The hepatic construct displayed diazepam biotransformation that was retained at high metabolic rate for the whole culture time (Figure 8). In particular, the diazepam elimination rate ranged from 122 to 147 ng/h·10⁶ cells up to 18 days; cells metabolized diazepam through the phase 1 reactions catalyzed by cytochrome P450, producing mainly oxazepam, temazepam, nordiazepam and 4-hydroxy-diazepam. In particular, diazepam N-demethylation is catalyzed by CYP 2B6, 2C9 and to a lesser extent by 3A4 and 3A5. Diazepam 3-hydroxylation activity is catalyzed mostly by CYP3A5, 3A4 and 2C19 [19,20]. The formation of oxazepam occurs through the catalytic activity of isozymes CYP2 B6, 2C8, 2C18, 2C19, 3A4, 3A5 by the 3-hydroxylation of Nordiazepam or N-Demethylation of Temazepam. Diazepam can be directly oxidized producing 4-hydroxy-diazepam. The hepatic unit produced the same metabolites of phase 1 reactions that are found in humans, suggesting that this model is a reliable tool for the prediction of metabolites in xenobiotics.
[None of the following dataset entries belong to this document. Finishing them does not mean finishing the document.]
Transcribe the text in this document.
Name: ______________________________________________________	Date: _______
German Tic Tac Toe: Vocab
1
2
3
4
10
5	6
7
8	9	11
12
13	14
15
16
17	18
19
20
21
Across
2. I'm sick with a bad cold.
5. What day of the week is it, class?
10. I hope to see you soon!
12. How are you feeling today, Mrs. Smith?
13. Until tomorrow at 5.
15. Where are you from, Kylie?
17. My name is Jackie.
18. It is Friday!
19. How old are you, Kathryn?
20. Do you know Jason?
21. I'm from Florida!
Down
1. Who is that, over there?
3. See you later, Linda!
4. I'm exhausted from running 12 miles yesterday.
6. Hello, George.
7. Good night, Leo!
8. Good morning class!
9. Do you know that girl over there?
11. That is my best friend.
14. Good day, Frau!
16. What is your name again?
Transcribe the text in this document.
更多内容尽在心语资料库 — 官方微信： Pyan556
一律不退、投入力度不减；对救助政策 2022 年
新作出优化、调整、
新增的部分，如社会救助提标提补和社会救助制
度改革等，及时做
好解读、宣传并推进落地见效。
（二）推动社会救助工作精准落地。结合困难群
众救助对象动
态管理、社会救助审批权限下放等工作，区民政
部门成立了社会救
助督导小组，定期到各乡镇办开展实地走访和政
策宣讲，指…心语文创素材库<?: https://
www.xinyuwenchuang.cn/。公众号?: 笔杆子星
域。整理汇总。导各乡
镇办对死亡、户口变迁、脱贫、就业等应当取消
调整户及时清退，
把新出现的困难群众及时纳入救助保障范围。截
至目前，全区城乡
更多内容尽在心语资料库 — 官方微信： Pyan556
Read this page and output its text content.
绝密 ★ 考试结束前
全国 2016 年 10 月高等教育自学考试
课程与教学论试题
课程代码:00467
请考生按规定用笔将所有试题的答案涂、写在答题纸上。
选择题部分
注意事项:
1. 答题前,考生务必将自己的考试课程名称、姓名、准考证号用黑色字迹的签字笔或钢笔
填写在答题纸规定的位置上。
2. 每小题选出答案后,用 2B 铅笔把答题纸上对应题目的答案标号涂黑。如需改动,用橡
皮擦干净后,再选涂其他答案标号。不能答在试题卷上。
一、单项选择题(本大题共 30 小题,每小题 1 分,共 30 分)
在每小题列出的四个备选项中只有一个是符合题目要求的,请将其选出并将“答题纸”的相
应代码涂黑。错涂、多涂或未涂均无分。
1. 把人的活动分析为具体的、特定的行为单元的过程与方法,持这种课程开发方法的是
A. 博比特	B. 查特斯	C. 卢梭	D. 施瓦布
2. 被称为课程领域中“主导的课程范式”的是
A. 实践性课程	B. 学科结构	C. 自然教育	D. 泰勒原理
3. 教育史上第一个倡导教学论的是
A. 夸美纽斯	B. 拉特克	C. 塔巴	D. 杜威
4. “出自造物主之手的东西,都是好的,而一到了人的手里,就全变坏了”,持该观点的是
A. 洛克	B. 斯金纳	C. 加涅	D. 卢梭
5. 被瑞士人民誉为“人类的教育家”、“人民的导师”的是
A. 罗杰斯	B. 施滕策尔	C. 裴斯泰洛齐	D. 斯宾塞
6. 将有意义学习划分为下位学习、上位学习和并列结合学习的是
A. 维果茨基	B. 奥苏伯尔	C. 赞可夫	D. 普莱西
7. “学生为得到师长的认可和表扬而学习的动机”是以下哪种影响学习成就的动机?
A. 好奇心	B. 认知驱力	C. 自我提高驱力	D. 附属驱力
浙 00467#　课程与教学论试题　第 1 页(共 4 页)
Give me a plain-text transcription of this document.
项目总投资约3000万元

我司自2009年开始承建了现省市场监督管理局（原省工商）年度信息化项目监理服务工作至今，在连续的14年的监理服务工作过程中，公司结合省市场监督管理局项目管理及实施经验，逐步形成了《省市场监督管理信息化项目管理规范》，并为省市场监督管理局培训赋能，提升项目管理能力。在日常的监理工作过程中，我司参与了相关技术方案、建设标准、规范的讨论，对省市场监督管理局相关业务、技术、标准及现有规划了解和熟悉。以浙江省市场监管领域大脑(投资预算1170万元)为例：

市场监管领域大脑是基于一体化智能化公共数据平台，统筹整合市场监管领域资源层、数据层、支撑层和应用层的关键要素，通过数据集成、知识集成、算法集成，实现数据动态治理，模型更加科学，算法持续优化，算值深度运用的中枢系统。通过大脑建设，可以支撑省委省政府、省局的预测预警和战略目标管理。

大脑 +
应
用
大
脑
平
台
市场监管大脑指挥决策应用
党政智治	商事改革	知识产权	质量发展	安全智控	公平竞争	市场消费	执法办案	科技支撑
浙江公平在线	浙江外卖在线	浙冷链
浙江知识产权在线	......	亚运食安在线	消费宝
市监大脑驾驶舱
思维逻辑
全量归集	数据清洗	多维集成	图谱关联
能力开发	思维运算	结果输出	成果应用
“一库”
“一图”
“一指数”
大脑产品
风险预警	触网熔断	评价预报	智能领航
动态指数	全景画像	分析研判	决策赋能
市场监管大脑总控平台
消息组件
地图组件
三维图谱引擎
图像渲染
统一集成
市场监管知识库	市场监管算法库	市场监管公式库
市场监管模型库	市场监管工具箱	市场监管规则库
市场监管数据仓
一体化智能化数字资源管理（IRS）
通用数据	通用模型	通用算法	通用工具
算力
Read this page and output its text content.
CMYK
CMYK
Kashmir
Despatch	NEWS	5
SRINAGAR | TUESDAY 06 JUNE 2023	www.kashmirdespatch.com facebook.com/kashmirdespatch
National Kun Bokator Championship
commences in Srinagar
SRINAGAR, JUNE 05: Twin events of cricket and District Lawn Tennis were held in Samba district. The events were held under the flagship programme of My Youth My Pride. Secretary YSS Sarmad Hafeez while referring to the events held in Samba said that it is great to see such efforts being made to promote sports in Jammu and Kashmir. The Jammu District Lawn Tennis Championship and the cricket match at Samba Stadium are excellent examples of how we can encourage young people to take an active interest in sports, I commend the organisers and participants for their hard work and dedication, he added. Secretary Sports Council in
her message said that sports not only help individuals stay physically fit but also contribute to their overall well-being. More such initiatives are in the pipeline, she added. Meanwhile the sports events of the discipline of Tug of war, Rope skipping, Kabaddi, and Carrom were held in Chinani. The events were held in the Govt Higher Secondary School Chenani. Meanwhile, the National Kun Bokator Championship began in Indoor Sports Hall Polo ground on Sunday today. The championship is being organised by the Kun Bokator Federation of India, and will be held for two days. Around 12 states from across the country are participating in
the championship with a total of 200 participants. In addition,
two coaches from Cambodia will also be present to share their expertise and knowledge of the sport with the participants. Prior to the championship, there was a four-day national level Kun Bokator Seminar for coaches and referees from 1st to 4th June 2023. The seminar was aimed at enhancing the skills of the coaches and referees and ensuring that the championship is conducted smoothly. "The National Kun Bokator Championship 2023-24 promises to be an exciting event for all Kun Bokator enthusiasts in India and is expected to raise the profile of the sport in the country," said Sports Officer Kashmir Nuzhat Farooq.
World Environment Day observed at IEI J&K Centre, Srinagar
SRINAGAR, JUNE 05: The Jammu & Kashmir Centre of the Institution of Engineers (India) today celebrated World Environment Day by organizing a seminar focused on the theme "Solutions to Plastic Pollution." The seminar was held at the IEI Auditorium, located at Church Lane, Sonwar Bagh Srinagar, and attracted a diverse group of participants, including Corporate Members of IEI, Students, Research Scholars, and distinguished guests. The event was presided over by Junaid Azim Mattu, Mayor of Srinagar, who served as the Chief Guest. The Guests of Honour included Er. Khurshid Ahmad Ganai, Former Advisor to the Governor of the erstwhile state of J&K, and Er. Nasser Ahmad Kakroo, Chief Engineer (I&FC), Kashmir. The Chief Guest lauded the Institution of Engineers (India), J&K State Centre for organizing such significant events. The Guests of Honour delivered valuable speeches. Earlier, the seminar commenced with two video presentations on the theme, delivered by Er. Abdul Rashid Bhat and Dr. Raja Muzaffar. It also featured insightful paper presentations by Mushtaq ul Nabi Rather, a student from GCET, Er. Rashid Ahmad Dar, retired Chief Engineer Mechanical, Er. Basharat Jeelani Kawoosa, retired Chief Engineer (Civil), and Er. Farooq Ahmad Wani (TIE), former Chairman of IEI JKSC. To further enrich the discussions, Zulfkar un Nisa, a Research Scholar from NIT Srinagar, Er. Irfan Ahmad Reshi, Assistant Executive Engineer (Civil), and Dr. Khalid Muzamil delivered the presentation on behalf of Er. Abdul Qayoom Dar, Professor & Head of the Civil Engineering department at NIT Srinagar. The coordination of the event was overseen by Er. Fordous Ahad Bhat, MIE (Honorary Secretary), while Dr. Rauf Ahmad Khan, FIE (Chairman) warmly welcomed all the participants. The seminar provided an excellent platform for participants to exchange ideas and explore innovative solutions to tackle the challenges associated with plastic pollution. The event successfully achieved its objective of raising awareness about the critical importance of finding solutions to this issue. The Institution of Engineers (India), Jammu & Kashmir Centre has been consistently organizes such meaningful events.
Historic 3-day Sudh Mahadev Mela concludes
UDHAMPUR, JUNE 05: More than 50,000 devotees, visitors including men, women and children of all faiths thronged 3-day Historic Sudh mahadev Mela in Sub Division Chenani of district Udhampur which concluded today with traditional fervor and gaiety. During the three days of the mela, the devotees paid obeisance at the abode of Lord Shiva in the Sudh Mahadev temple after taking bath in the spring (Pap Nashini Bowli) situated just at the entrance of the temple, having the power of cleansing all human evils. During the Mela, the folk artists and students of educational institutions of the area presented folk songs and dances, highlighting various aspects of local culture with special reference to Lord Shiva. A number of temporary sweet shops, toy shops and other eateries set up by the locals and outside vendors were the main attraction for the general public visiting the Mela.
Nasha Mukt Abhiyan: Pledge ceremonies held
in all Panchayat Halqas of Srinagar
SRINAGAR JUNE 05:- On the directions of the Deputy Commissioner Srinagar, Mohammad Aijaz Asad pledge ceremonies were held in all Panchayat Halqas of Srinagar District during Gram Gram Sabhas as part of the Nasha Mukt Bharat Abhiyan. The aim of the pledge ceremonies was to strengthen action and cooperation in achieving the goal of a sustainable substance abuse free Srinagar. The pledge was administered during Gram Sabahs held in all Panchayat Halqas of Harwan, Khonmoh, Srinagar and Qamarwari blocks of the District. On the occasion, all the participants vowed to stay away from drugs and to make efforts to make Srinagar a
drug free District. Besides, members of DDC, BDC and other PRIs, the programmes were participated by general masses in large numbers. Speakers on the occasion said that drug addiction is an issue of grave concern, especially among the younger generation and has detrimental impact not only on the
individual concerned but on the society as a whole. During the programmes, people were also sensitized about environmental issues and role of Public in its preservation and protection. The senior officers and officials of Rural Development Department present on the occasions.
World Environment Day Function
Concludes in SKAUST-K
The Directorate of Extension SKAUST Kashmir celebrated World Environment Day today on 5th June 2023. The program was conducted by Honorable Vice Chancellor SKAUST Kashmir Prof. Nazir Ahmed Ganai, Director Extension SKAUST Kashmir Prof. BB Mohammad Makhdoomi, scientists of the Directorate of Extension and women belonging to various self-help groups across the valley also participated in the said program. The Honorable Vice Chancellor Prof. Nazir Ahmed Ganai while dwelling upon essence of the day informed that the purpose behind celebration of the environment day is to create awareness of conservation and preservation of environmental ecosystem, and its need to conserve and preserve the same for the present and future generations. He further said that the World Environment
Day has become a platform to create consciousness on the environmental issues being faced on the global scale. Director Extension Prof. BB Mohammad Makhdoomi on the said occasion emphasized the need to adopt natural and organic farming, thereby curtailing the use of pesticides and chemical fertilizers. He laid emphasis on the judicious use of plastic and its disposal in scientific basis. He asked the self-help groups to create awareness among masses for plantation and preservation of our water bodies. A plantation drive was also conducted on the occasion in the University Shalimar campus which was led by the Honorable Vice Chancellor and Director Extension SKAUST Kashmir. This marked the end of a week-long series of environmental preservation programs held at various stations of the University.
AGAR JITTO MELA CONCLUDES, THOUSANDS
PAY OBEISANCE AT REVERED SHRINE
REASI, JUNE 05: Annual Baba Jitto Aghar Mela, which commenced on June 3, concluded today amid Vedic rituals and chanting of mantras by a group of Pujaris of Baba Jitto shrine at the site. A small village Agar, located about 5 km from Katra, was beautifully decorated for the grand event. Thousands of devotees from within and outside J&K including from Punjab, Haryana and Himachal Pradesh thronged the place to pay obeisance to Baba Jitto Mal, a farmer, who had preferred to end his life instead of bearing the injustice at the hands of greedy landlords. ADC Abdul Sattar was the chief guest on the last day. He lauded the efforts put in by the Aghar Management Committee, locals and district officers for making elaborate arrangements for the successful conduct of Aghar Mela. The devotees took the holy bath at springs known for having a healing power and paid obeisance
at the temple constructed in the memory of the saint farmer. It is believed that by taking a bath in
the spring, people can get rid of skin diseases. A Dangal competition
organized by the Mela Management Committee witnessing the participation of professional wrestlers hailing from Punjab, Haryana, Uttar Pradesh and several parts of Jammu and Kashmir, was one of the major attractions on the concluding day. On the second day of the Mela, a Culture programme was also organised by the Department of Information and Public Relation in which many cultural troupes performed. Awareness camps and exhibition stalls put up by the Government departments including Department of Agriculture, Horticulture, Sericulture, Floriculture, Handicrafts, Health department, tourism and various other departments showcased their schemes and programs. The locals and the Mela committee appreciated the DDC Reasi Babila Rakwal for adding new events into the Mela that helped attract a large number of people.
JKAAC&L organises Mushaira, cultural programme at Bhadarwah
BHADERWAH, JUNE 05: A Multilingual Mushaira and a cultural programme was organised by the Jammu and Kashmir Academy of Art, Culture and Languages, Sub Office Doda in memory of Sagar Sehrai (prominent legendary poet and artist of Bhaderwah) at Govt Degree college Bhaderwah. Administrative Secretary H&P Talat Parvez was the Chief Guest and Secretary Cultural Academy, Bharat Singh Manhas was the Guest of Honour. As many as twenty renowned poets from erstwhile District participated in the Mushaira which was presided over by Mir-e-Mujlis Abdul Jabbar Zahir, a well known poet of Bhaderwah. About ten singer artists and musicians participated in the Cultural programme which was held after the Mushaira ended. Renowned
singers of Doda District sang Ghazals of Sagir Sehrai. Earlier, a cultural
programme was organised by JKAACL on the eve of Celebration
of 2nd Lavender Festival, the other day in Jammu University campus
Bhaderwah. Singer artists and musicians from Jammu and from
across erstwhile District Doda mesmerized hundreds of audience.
Perfusion systems by using parenchymal and non-parenchymal cells cultured in 3D structures in hollow fibers [21,22,23], hydrogels microfibers, multiwell plates and microfluidic devices [24,25,26] have been reported. In most of these systems, parenchymal and non-parenchymal cells are co-cultured in direct contact or in connected culture chambers by flow medium using cell lines. Recently, a 3D liver construct has been developed by assembling cell-laden hydrogel microfibers with HepG2 cells densely packed into the core of microfibers, covered with bovine carotid artery endothelial cells [6]. This system enabled the cultivation of the cells for 5 days. Differently from the other systems, our approach is based on the use of PCL HF membranes that are characterized by structural, mechanical and permeability properties suitable to serve as vessel for the development of a vascularized liver construct. The advantage of using HFs in such a system is the ability to fabricate fibers with controlled pore size and mechanical strength in order to create a microenvironment highly selective at molecular level, which is important for the cross talk between cells through paracrine factors secreted by both hepatocytes and endothelial cells. The culture of endothelial cells in the lumen of fibers allowed creating a vascular structure under perfusion that is required for the development of a 3D tissue. In addition, the HF-based hepatic construct may provide immunoisolation and superior mass transport in which high cell densities, continuous flow and scaling capacity can be reached. Cells in the PCL HF hepatic unit tend to be more in vivo-like in morphology and more responsive to experimental cues exhibiting a more polyhedral morphology, enhanced viability, increased albumin and urea synthesis, greater induction of cytochrome-P450 enzyme activity involved in the diazepam metabolism. Furthermore, the use of human cells in our system makes the developed tissue more reliable and the results can be translated to humans.

4. Conclusions

In this work, we developed a 3D perfused human hepatic tissue based on biodegradable hollow fiber membranes of poly(ε-caprolactone) (PCL) that compartmentalize human hepatocytes on the external surface and endothelial cells into the lumen of the fibers. The PCL HF membranes displayed permeability, structural and mechanical properties that supported the cell adhesion and functionality. Endothelial cells colonized the lumen of the fibers, forming vascular structures, and communicated with hepatocytes present in the extraluminal compartment through their secreted molecules that permeate across the microporous structure of the membrane wall. The hepatic tissue retained functional activity for 18 days, sustaining glucose consumption, albumin synthesis, urea production and drug biotransformation functions. These results indicated that the developed PCL HF membranes together with the fluid dynamic conditions created a physiologically relevant microenvironment that promoted the biofabrication of vascularized hepatic unit establishing a model that can be applicable to other tissues and organs.